To generate the key and OpenVPN configuration file on another person's behalf,
invoke the `make` steps as outlined in [8.1.1](#811-setting-up-a-vpn-client) and
[8.1.3](#813-issuing-a-certificate) but use `make client_cn=joe@foo.org` instead
of `make`.
## 8.2 The Sandbox Deployment
There is only one such deployment and it should be used to validate feature
branches (one at a time) or to run experiments. This implies that access to the
sandbox must be coordinated externally e.g., via Slack. The project lead owns
the sandbox deployment and coordinates access to it.
## 8.3 Security
Gitlab has AWS write permissions for the AWS services used by Azul and the
principle of least privilege is applied as much as IAM allows it. Some AWS
services support restricting the creation and deletion of resource by matching
on the name. For these services, Gitlab can only create, modify or write
resources whose name begins with `azul-*`. Other services, such as API Gateway
only support matching on resource IDs.

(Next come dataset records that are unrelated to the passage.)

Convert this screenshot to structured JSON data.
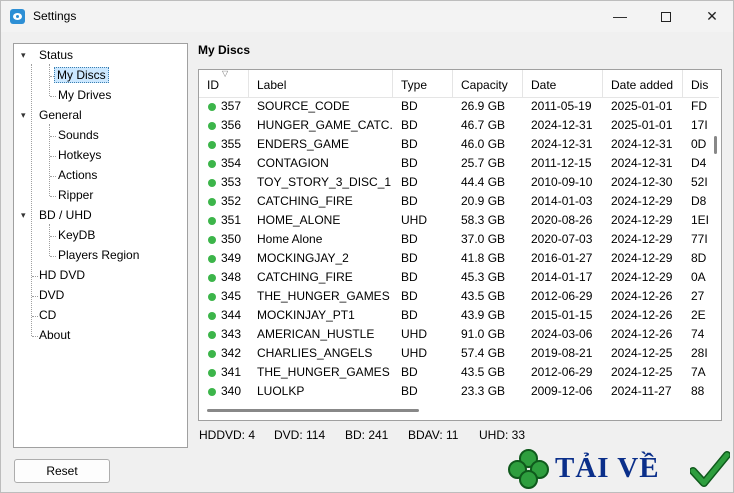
{
  "window": {
    "title": "Settings",
    "minimize": "—",
    "close": "✕"
  },
  "tree": {
    "status": "Status",
    "my_discs": "My Discs",
    "my_drives": "My Drives",
    "general": "General",
    "sounds": "Sounds",
    "hotkeys": "Hotkeys",
    "actions": "Actions",
    "ripper": "Ripper",
    "bd_uhd": "BD / UHD",
    "keydb": "KeyDB",
    "players_region": "Players Region",
    "hd_dvd": "HD DVD",
    "dvd": "DVD",
    "cd": "CD",
    "about": "About"
  },
  "section_title": "My Discs",
  "table": {
    "columns": [
      "ID",
      "Label",
      "Type",
      "Capacity",
      "Date",
      "Date added",
      "Dis"
    ],
    "rows": [
      [
        "357",
        "SOURCE_CODE",
        "BD",
        "26.9 GB",
        "2011-05-19",
        "2025-01-01",
        "FD"
      ],
      [
        "356",
        "HUNGER_GAME_CATC...",
        "BD",
        "46.7 GB",
        "2024-12-31",
        "2025-01-01",
        "17I"
      ],
      [
        "355",
        "ENDERS_GAME",
        "BD",
        "46.0 GB",
        "2024-12-31",
        "2024-12-31",
        "0D"
      ],
      [
        "354",
        "CONTAGION",
        "BD",
        "25.7 GB",
        "2011-12-15",
        "2024-12-31",
        "D4"
      ],
      [
        "353",
        "TOY_STORY_3_DISC_1",
        "BD",
        "44.4 GB",
        "2010-09-10",
        "2024-12-30",
        "52I"
      ],
      [
        "352",
        "CATCHING_FIRE",
        "BD",
        "20.9 GB",
        "2014-01-03",
        "2024-12-29",
        "D8"
      ],
      [
        "351",
        "HOME_ALONE",
        "UHD",
        "58.3 GB",
        "2020-08-26",
        "2024-12-29",
        "1EI"
      ],
      [
        "350",
        "Home Alone",
        "BD",
        "37.0 GB",
        "2020-07-03",
        "2024-12-29",
        "77I"
      ],
      [
        "349",
        "MOCKINGJAY_2",
        "BD",
        "41.8 GB",
        "2016-01-27",
        "2024-12-29",
        "8D"
      ],
      [
        "348",
        "CATCHING_FIRE",
        "BD",
        "45.3 GB",
        "2014-01-17",
        "2024-12-29",
        "0A"
      ],
      [
        "345",
        "THE_HUNGER_GAMES",
        "BD",
        "43.5 GB",
        "2012-06-29",
        "2024-12-26",
        "27"
      ],
      [
        "344",
        "MOCKINJAY_PT1",
        "BD",
        "43.9 GB",
        "2015-01-15",
        "2024-12-26",
        "2E"
      ],
      [
        "343",
        "AMERICAN_HUSTLE",
        "UHD",
        "91.0 GB",
        "2024-03-06",
        "2024-12-26",
        "74"
      ],
      [
        "342",
        "CHARLIES_ANGELS",
        "UHD",
        "57.4 GB",
        "2019-08-21",
        "2024-12-25",
        "28I"
      ],
      [
        "341",
        "THE_HUNGER_GAMES",
        "BD",
        "43.5 GB",
        "2012-06-29",
        "2024-12-25",
        "7A"
      ],
      [
        "340",
        "LUOLKP",
        "BD",
        "23.3 GB",
        "2009-12-06",
        "2024-11-27",
        "88"
      ]
    ]
  },
  "stats": {
    "hddvd": "HDDVD: 4",
    "dvd": "DVD: 114",
    "bd": "BD: 241",
    "bdav": "BDAV: 11",
    "uhd": "UHD: 33"
  },
  "reset_label": "Reset",
  "logo_text": "TẢI VỀ",
  "colors": {
    "status_ok": "#3cb54a",
    "selection": "#cce8ff",
    "logo_blue": "#0b2f8a",
    "logo_green": "#2e9e3e"
  }
}
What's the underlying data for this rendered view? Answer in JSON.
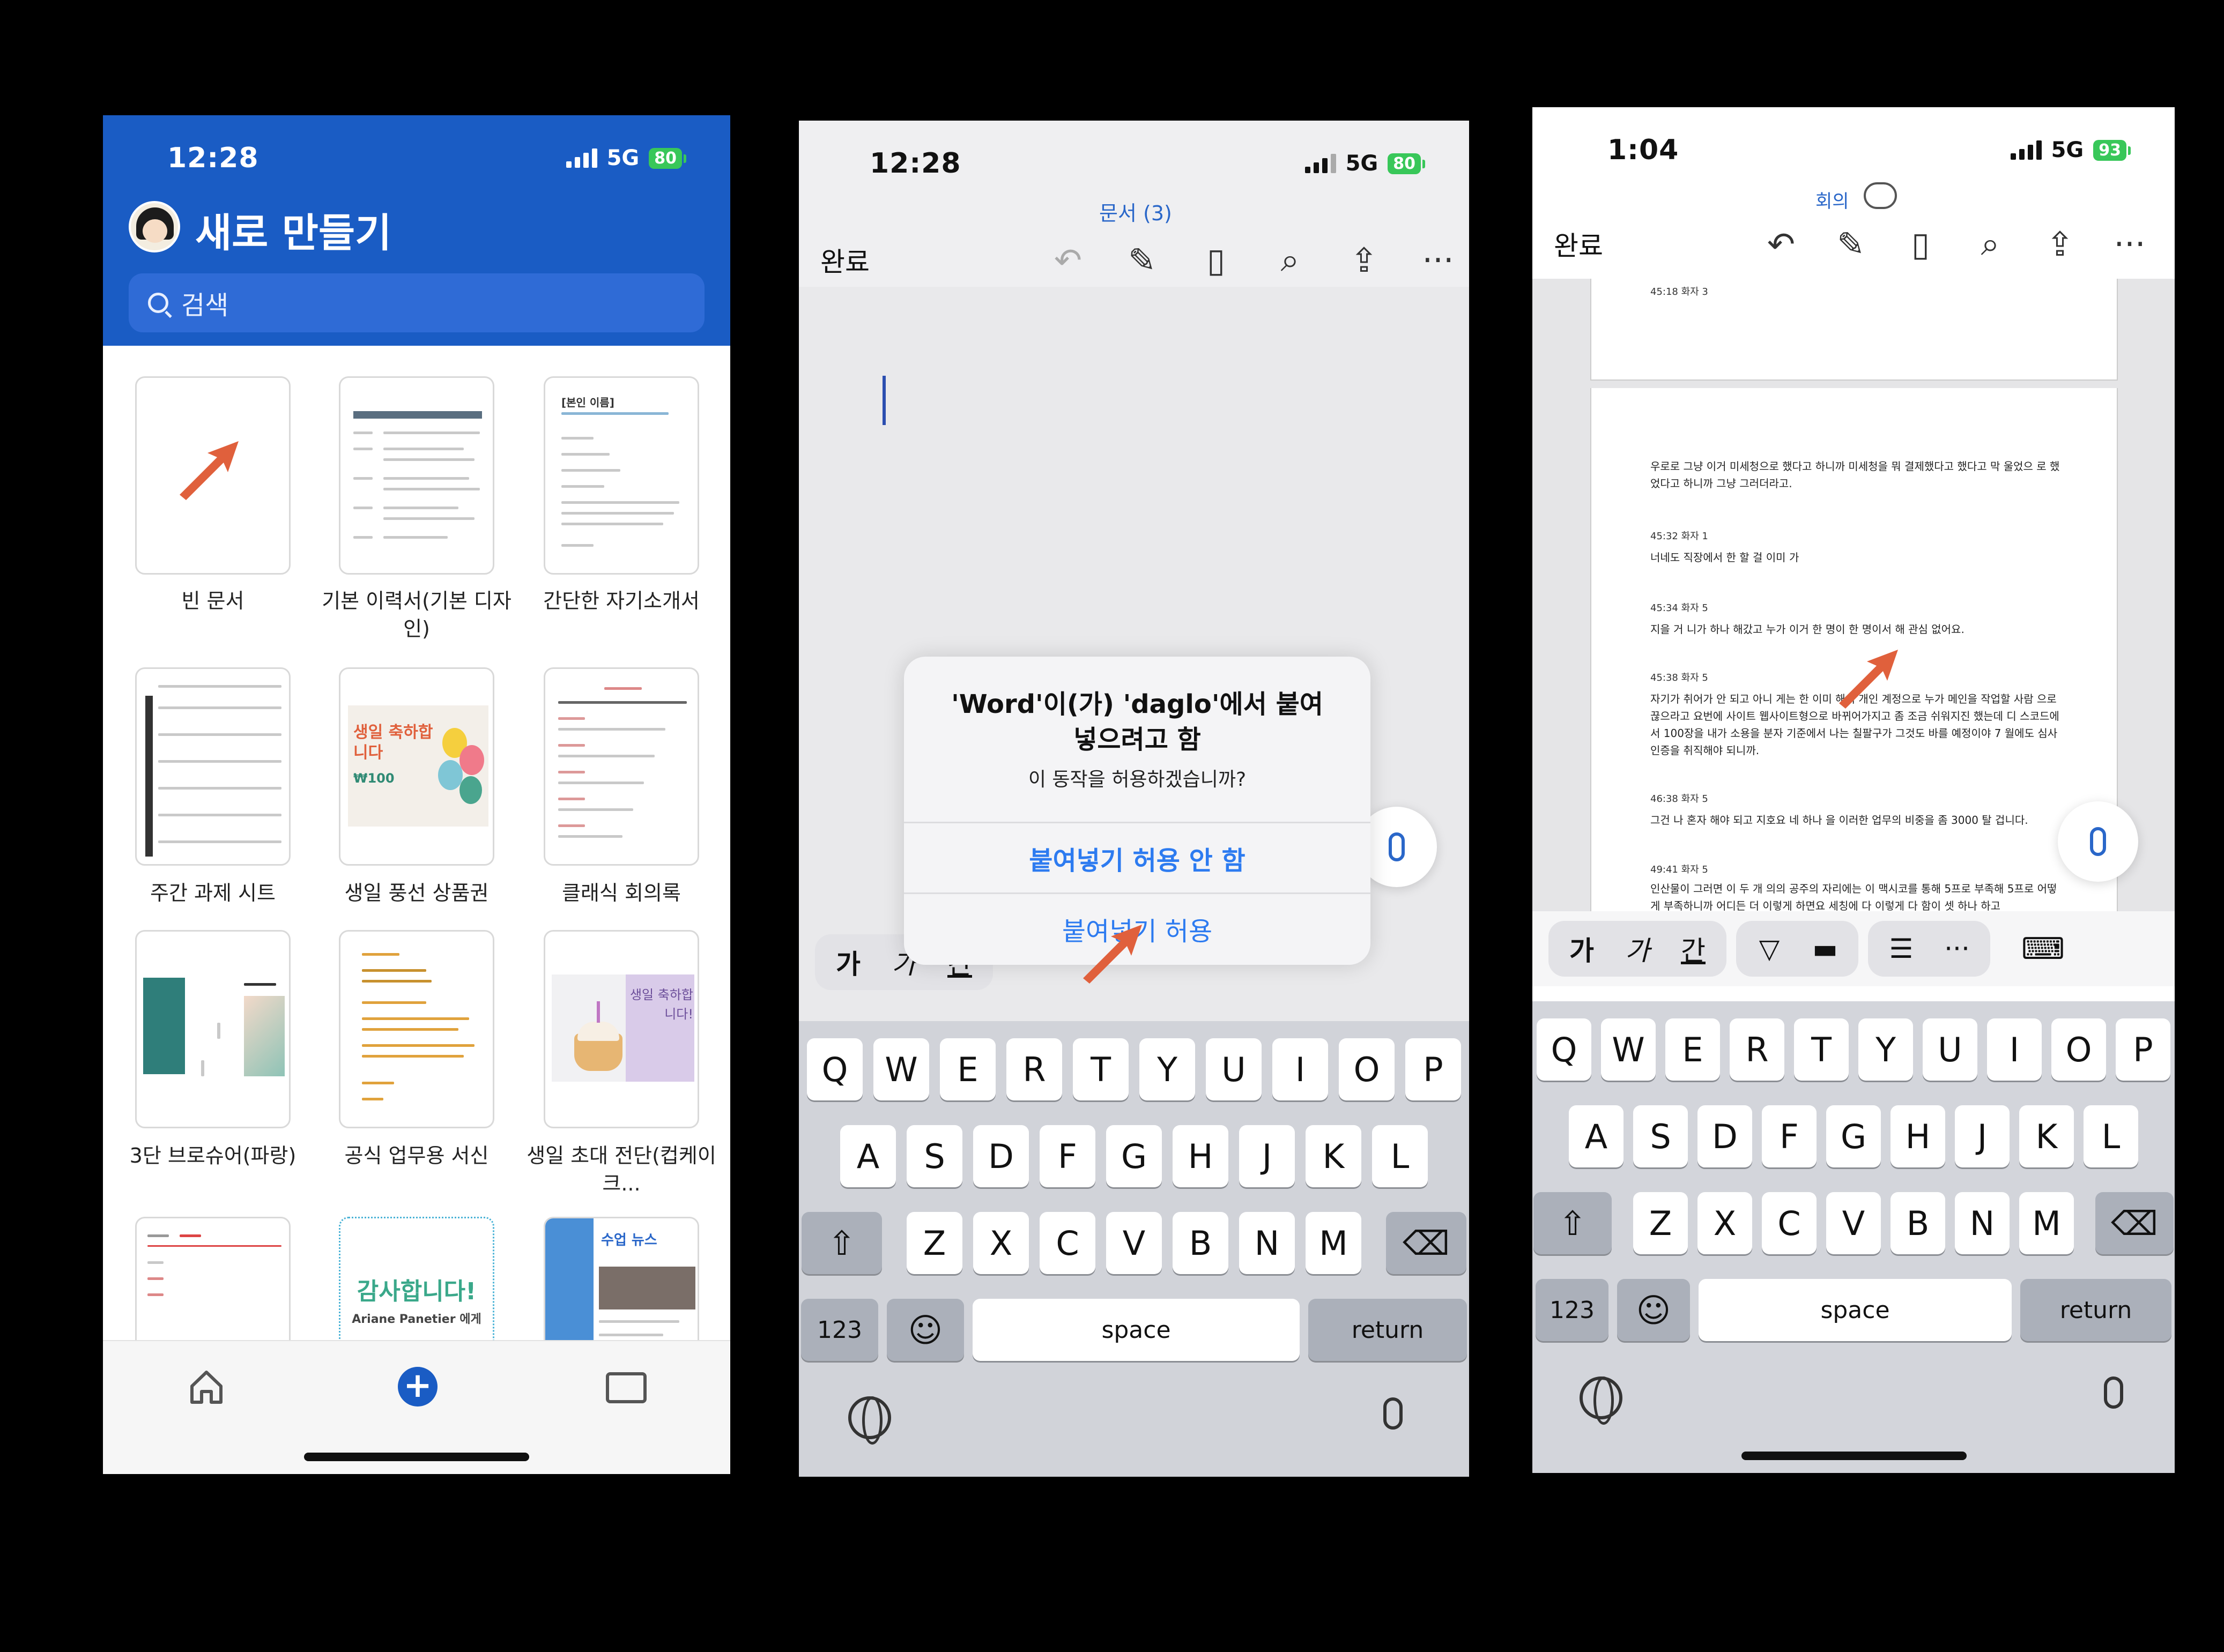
{
  "colors": {
    "brand_blue": "#1a5cc4",
    "accent_arrow": "#e0603c",
    "ios_link": "#2d7bf0",
    "battery_green": "#38c759"
  },
  "phone1": {
    "status": {
      "time": "12:28",
      "network": "5G",
      "battery": "80"
    },
    "title": "새로 만들기",
    "search_placeholder": "검색",
    "templates": [
      {
        "label": "빈 문서"
      },
      {
        "label": "기본 이력서(기본 디자인)"
      },
      {
        "label": "간단한 자기소개서",
        "thumb_text": "[본인 이름]"
      },
      {
        "label": "주간 과제 시트"
      },
      {
        "label": "생일 풍선 상품권",
        "thumb_text": "생일 축하합니다",
        "thumb_price": "₩100"
      },
      {
        "label": "클래식 회의록"
      },
      {
        "label": "3단 브로슈어(파랑)"
      },
      {
        "label": "공식 업무용 서신"
      },
      {
        "label": "생일 초대 전단(컵케이크...",
        "thumb_text": "생일 축하합니다!"
      },
      {
        "label": ""
      },
      {
        "label": "",
        "thumb_text": "감사합니다!",
        "thumb_sub": "Ariane Panetier 에게"
      },
      {
        "label": "",
        "thumb_text": "수업 뉴스"
      }
    ],
    "tabs": [
      "home-icon",
      "add-icon",
      "folder-icon"
    ]
  },
  "phone2": {
    "status": {
      "time": "12:28",
      "network": "5G",
      "battery": "80"
    },
    "doc_name": "문서 (3)",
    "done_label": "완료",
    "alert": {
      "title": "'Word'이(가) 'daglo'에서 붙여넣으려고 함",
      "message": "이 동작을 허용하겠습니까?",
      "deny": "붙여넣기 허용 안 함",
      "allow": "붙여넣기 허용"
    }
  },
  "phone3": {
    "status": {
      "time": "1:04",
      "network": "5G",
      "battery": "93"
    },
    "doc_name": "회의",
    "done_label": "완료",
    "top_speaker": "45:18 화자 3",
    "blocks": [
      {
        "speaker": "",
        "text": "우로로 그냥 이거 미세청으로 했다고 하니까 미세청을 뭐 결제했다고 했다고 막 울었으 로 했었다고 하니까 그냥 그러더라고."
      },
      {
        "speaker": "45:32 화자 1",
        "text": "너네도 직장에서 한 할 걸 이미 가"
      },
      {
        "speaker": "45:34 화자 5",
        "text": "지을 거 니가 하나 해갔고 누가 이거 한 명이 한 명이서 해 관심 없어요."
      },
      {
        "speaker": "45:38 화자 5",
        "text": "자기가 취어가 안 되고 아니 게는 한 이미 해서 개인 계정으로 누가 메인을 작업할 사람 으로 끊으라고 요번에 사이트 웹사이트형으로 바뀌어가지고 좀 조금 쉬워지진 했는데 디 스코드에서 100장을 내가 소용을 분자 기준에서 나는 칠팔구가 그것도 바를 예정이야 7 월에도 심사 인증을 취직해야 되니까."
      },
      {
        "speaker": "46:38 화자 5",
        "text": "그건 나 혼자 해야 되고 지호요 네 하나 을 이러한 업무의 비중을 좀 3000 탈 겁니다."
      },
      {
        "speaker": "49:41 화자 5",
        "text": "인산물이 그러면 이 두 개 의의 공주의 자리에는 이 맥시코를 통해 5프로 부족해 5프로 어떻게 부족하니까 어디든 더 이렇게 하면요 세칭에 다 이렇게 다 함이 셋 하나 하고"
      }
    ]
  },
  "format_bar": {
    "buttons": [
      "가",
      "가",
      "간",
      "",
      "",
      "",
      "···",
      ""
    ]
  },
  "keyboard": {
    "row1": [
      "Q",
      "W",
      "E",
      "R",
      "T",
      "Y",
      "U",
      "I",
      "O",
      "P"
    ],
    "row2": [
      "A",
      "S",
      "D",
      "F",
      "G",
      "H",
      "J",
      "K",
      "L"
    ],
    "row3": [
      "Z",
      "X",
      "C",
      "V",
      "B",
      "N",
      "M"
    ],
    "numbers": "123",
    "space": "space",
    "return": "return"
  }
}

This is unfortunate because API Gateway
allocates the ID. Since it is therefore impossible to know the ID of an API before
creating it, Gitlab must be given write access to **all** API IDs. For details
refer to the `azul-gitlab` role and the policy of the same name, both defined in
[gitlab.tf.json.template.py].
[permissions boundary]: https://aws.amazon.com/blogs/security/delegate-permission-management-to-developers-using-iam-permissions-boundaries/
Gitlab does not have general write permissions to IAM, its write access is
limited to creating roles and attaching policies to them as long as the roles
and policies specify the `azul-gitlab` policy as a [permissions boundary]. This
means that code running on the Gitlab instance can never escalate privileges
beyond the boundary. This mechanism is defined in the `azul-gitlab-iam` policy.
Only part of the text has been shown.